« Si vivre ivre ne livre certes pas le meilleur de l’homme,
Vivre sans vin ne le livre pas non plus à son meilleur »
Baron d’Ervil
La consommation d’alcool serait en baisse au pays. Même les bulles se compteront au compte-goutte à Noël. L’offre mondiale dépasse désormais la demande. Cela aura t’il un impact sur les prix ? Pas en Bourgogne assurément ! La belle affaire. Quoi qu’il en soit, une certitude demeure : je vous fais ici le sarment, pardon, le serment, de continuer de m’adonner à ce vice qui, depuis les 10 000 dernières années, n’épargne nullement l’humanité toute entière.
La goutte de chardo qui fait déborder la carafe ? Cette aberration lexicale que même un réflexe papal ne saurait tolérer : LE VIN SANS ALCOOL. Rien ne permet déjà d’aligner dans une même phrase le mot « vin » et le mot « sans alcool ». Antinomique. Moi, ça me fait des démangeaisons atomiques dans la région des amygdales !
Avec le terme « vin sans alcool » nous faisons face à de la fausse représentation pour ne pas dire à un hold-up de sens car un vin contient nécessairement de l’alcool. Sinon il est (dé) classé comme étant une BOISSON. Cette hypocrisie s’avère tout de même payante pour l’industrie qui ne se gêne pas de vous faire rêver avec le mot vin alors qu’il s’agit tout bonnement de flotte. Vrai que c’est nettement moins sexy de parler de boisson sans alcool que de vin sans alcool. Aurais-je pour ma part sacrifié quatre décennies de mon humble existence pour vous entretenir de jus de raisin ? Vous me connaissez mieux que ça par cornegidouille !
Retour à l’hygiénisme ?
À quelques semaines de son 95e anniversaire, ma propre mère ne se prive toujours pas, lorsque la nuit l’étreint silencieusement, de siroter un large dé à coudre de bon cognac XO que je me fais un devoir, depuis des décennies déjà, de lui offrir. J’évite ainsi d’être un fils indigne. Ce qui n'est pas rien. Ma mère ne tord certes pas le cou de la bouteille ! Elle le fait avec une bonne dose de sérénité, parcimonieusement il est vrai, mais encore faut-il souligner qu’il s’agit tout de même d’alcool. La pratique dure depuis des décennies. Au dernier constat, elle n’est toujours pas à deux doigts de l’extrême onction. Foi de fiston.

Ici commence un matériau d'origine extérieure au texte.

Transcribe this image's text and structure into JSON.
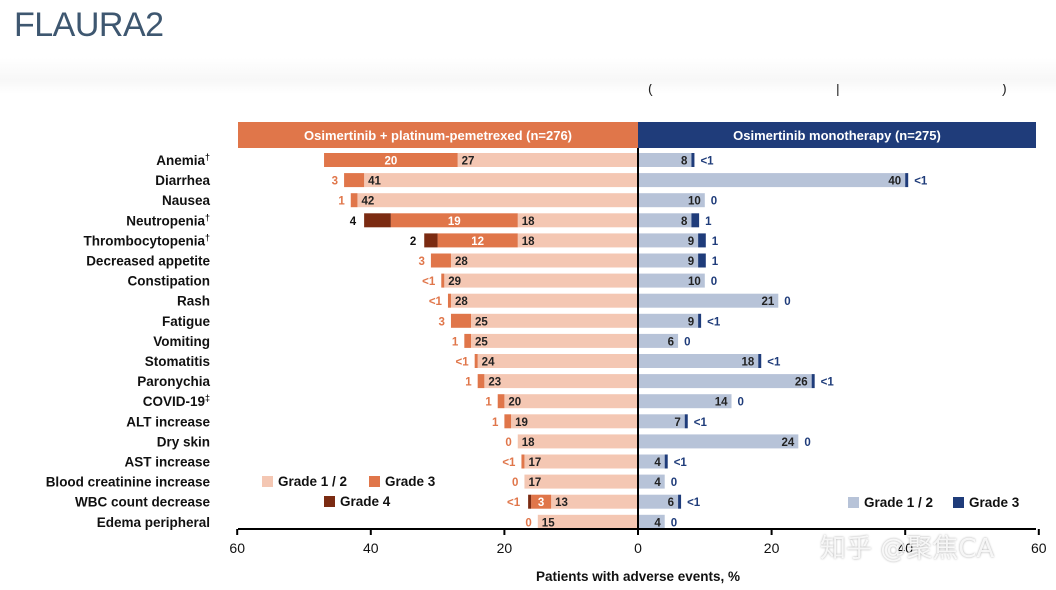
{
  "page": {
    "title": "FLAURA2",
    "watermark": "知乎 @聚焦CA"
  },
  "colors": {
    "left_header": "#e0764a",
    "right_header": "#1f3c7a",
    "grade12_left": "#f4c7b3",
    "grade3_left": "#e0764a",
    "grade4_left": "#7b2b12",
    "grade12_right": "#b7c3d8",
    "grade3_right": "#1f3c7a",
    "label_left_text": "#e0764a",
    "label_right_text": "#1f3c7a"
  },
  "chart_data": {
    "type": "bar",
    "orientation": "horizontal-butterfly",
    "left_group": "Osimertinib + platinum-pemetrexed (n=276)",
    "right_group": "Osimertinib monotherapy (n=275)",
    "xlabel": "Patients with adverse events, %",
    "xlim": [
      -60,
      60
    ],
    "xticks": [
      "60",
      "40",
      "20",
      "0",
      "20",
      "40",
      "60"
    ],
    "xtick_values": [
      -60,
      -40,
      -20,
      0,
      20,
      40,
      60
    ],
    "legend_left": [
      "Grade 1 / 2",
      "Grade 3",
      "Grade 4"
    ],
    "legend_right": [
      "Grade 1 / 2",
      "Grade 3"
    ],
    "rows": [
      {
        "label": "Anemia",
        "sup": "†",
        "left": {
          "g12": 27,
          "g3": 20,
          "g4": 0,
          "g12_label": "27",
          "g3_label": "20",
          "g4_label": ""
        },
        "right": {
          "g12": 8,
          "g3": 0.5,
          "g12_label": "8",
          "g3_label": "<1"
        }
      },
      {
        "label": "Diarrhea",
        "sup": "",
        "left": {
          "g12": 41,
          "g3": 3,
          "g4": 0,
          "g12_label": "41",
          "g3_label": "3",
          "g4_label": ""
        },
        "right": {
          "g12": 40,
          "g3": 0.5,
          "g12_label": "40",
          "g3_label": "<1"
        }
      },
      {
        "label": "Nausea",
        "sup": "",
        "left": {
          "g12": 42,
          "g3": 1,
          "g4": 0,
          "g12_label": "42",
          "g3_label": "1",
          "g4_label": ""
        },
        "right": {
          "g12": 10,
          "g3": 0,
          "g12_label": "10",
          "g3_label": "0"
        }
      },
      {
        "label": "Neutropenia",
        "sup": "†",
        "left": {
          "g12": 18,
          "g3": 19,
          "g4": 4,
          "g12_label": "18",
          "g3_label": "19",
          "g4_label": "4"
        },
        "right": {
          "g12": 8,
          "g3": 1,
          "g12_label": "8",
          "g3_label": "1"
        }
      },
      {
        "label": "Thrombocytopenia",
        "sup": "†",
        "left": {
          "g12": 18,
          "g3": 12,
          "g4": 2,
          "g12_label": "18",
          "g3_label": "12",
          "g4_label": "2"
        },
        "right": {
          "g12": 9,
          "g3": 1,
          "g12_label": "9",
          "g3_label": "1"
        }
      },
      {
        "label": "Decreased appetite",
        "sup": "",
        "left": {
          "g12": 28,
          "g3": 3,
          "g4": 0,
          "g12_label": "28",
          "g3_label": "3",
          "g4_label": ""
        },
        "right": {
          "g12": 9,
          "g3": 1,
          "g12_label": "9",
          "g3_label": "1"
        }
      },
      {
        "label": "Constipation",
        "sup": "",
        "left": {
          "g12": 29,
          "g3": 0.5,
          "g4": 0,
          "g12_label": "29",
          "g3_label": "<1",
          "g4_label": ""
        },
        "right": {
          "g12": 10,
          "g3": 0,
          "g12_label": "10",
          "g3_label": "0"
        }
      },
      {
        "label": "Rash",
        "sup": "",
        "left": {
          "g12": 28,
          "g3": 0.5,
          "g4": 0,
          "g12_label": "28",
          "g3_label": "<1",
          "g4_label": ""
        },
        "right": {
          "g12": 21,
          "g3": 0,
          "g12_label": "21",
          "g3_label": "0"
        }
      },
      {
        "label": "Fatigue",
        "sup": "",
        "left": {
          "g12": 25,
          "g3": 3,
          "g4": 0,
          "g12_label": "25",
          "g3_label": "3",
          "g4_label": ""
        },
        "right": {
          "g12": 9,
          "g3": 0.5,
          "g12_label": "9",
          "g3_label": "<1"
        }
      },
      {
        "label": "Vomiting",
        "sup": "",
        "left": {
          "g12": 25,
          "g3": 1,
          "g4": 0,
          "g12_label": "25",
          "g3_label": "1",
          "g4_label": ""
        },
        "right": {
          "g12": 6,
          "g3": 0,
          "g12_label": "6",
          "g3_label": "0"
        }
      },
      {
        "label": "Stomatitis",
        "sup": "",
        "left": {
          "g12": 24,
          "g3": 0.5,
          "g4": 0,
          "g12_label": "24",
          "g3_label": "<1",
          "g4_label": ""
        },
        "right": {
          "g12": 18,
          "g3": 0.5,
          "g12_label": "18",
          "g3_label": "<1"
        }
      },
      {
        "label": "Paronychia",
        "sup": "",
        "left": {
          "g12": 23,
          "g3": 1,
          "g4": 0,
          "g12_label": "23",
          "g3_label": "1",
          "g4_label": ""
        },
        "right": {
          "g12": 26,
          "g3": 0.5,
          "g12_label": "26",
          "g3_label": "<1"
        }
      },
      {
        "label": "COVID-19",
        "sup": "‡",
        "left": {
          "g12": 20,
          "g3": 1,
          "g4": 0,
          "g12_label": "20",
          "g3_label": "1",
          "g4_label": ""
        },
        "right": {
          "g12": 14,
          "g3": 0,
          "g12_label": "14",
          "g3_label": "0"
        }
      },
      {
        "label": "ALT increase",
        "sup": "",
        "left": {
          "g12": 19,
          "g3": 1,
          "g4": 0,
          "g12_label": "19",
          "g3_label": "1",
          "g4_label": ""
        },
        "right": {
          "g12": 7,
          "g3": 0.5,
          "g12_label": "7",
          "g3_label": "<1"
        }
      },
      {
        "label": "Dry skin",
        "sup": "",
        "left": {
          "g12": 18,
          "g3": 0,
          "g4": 0,
          "g12_label": "18",
          "g3_label": "0",
          "g4_label": ""
        },
        "right": {
          "g12": 24,
          "g3": 0,
          "g12_label": "24",
          "g3_label": "0"
        }
      },
      {
        "label": "AST increase",
        "sup": "",
        "left": {
          "g12": 17,
          "g3": 0.5,
          "g4": 0,
          "g12_label": "17",
          "g3_label": "<1",
          "g4_label": ""
        },
        "right": {
          "g12": 4,
          "g3": 0.5,
          "g12_label": "4",
          "g3_label": "<1"
        }
      },
      {
        "label": "Blood creatinine increase",
        "sup": "",
        "left": {
          "g12": 17,
          "g3": 0,
          "g4": 0,
          "g12_label": "17",
          "g3_label": "0",
          "g4_label": ""
        },
        "right": {
          "g12": 4,
          "g3": 0,
          "g12_label": "4",
          "g3_label": "0"
        }
      },
      {
        "label": "WBC count decrease",
        "sup": "",
        "left": {
          "g12": 13,
          "g3": 3,
          "g4": 0.5,
          "g12_label": "13",
          "g3_label": "3",
          "g4_label": "<1"
        },
        "right": {
          "g12": 6,
          "g3": 0.5,
          "g12_label": "6",
          "g3_label": "<1"
        }
      },
      {
        "label": "Edema peripheral",
        "sup": "",
        "left": {
          "g12": 15,
          "g3": 0,
          "g4": 0,
          "g12_label": "15",
          "g3_label": "0",
          "g4_label": ""
        },
        "right": {
          "g12": 4,
          "g3": 0,
          "g12_label": "4",
          "g3_label": "0"
        }
      }
    ]
  }
}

Vous me voyez venir. L’actualité nous plonge de nouveau, à l’instar d’une énième privatisation de la Société des Alcools, dans ces sempiternelles et récurrentes diatribes sur les méfaits de l’alcool. Ne comptez cependant pas sur moi pour faire l’apologie de cette molécule - MORTELLE en majuscule et CH3CH2OH en chinois - sous prétexte que la communauté scientifique - du moins, un « courant » de celle-ci selon le bon docteur Martin Juneau – affirme qu’elle est aussi cancérigène que tout ce que la fonderie Horne a à offrir à la population locale en termes de cocktail revigorant. J’avoue tout de même que j’en ai personnellement souper de cette espèce d’hygiénisme wokiste à vous culpabiliser jusqu’à plus soif.
Essayons d’y boire clair
Assistons-nous ici à l’annulation d’une culture plus que millénaire sous prétexte de santé publique ? Vrai que le tribut est lourd sur le plan social comme sur les finances publiques et que la promotion de l’alcool, à l’image d’autres drogues, n’a pas sa place dans la communauté. Balayons-nous sous le tapis de la distillerie cette contribution raffiné qui, historiquement, a vu le jour sous la houlette des arabes pour être dûment identifié sous le vocable alcool (الكحل al-kuħl) ? Nier le produit relève d’une pudibonderie et d’une hypocrisie crasse. Selon la statistique qui met dans le même panier vin et alcool (alcoométrie de 40% et plus), 75 % des Canadiens entretiendraient un rapport plus ou moins intime avec le produit. Il serait peut-être temps de faire face à la réalité quitte à foutre la gueule de bois à la morale ambiante tout en « individualisant le risque et en faisant appel au jugement des gens ».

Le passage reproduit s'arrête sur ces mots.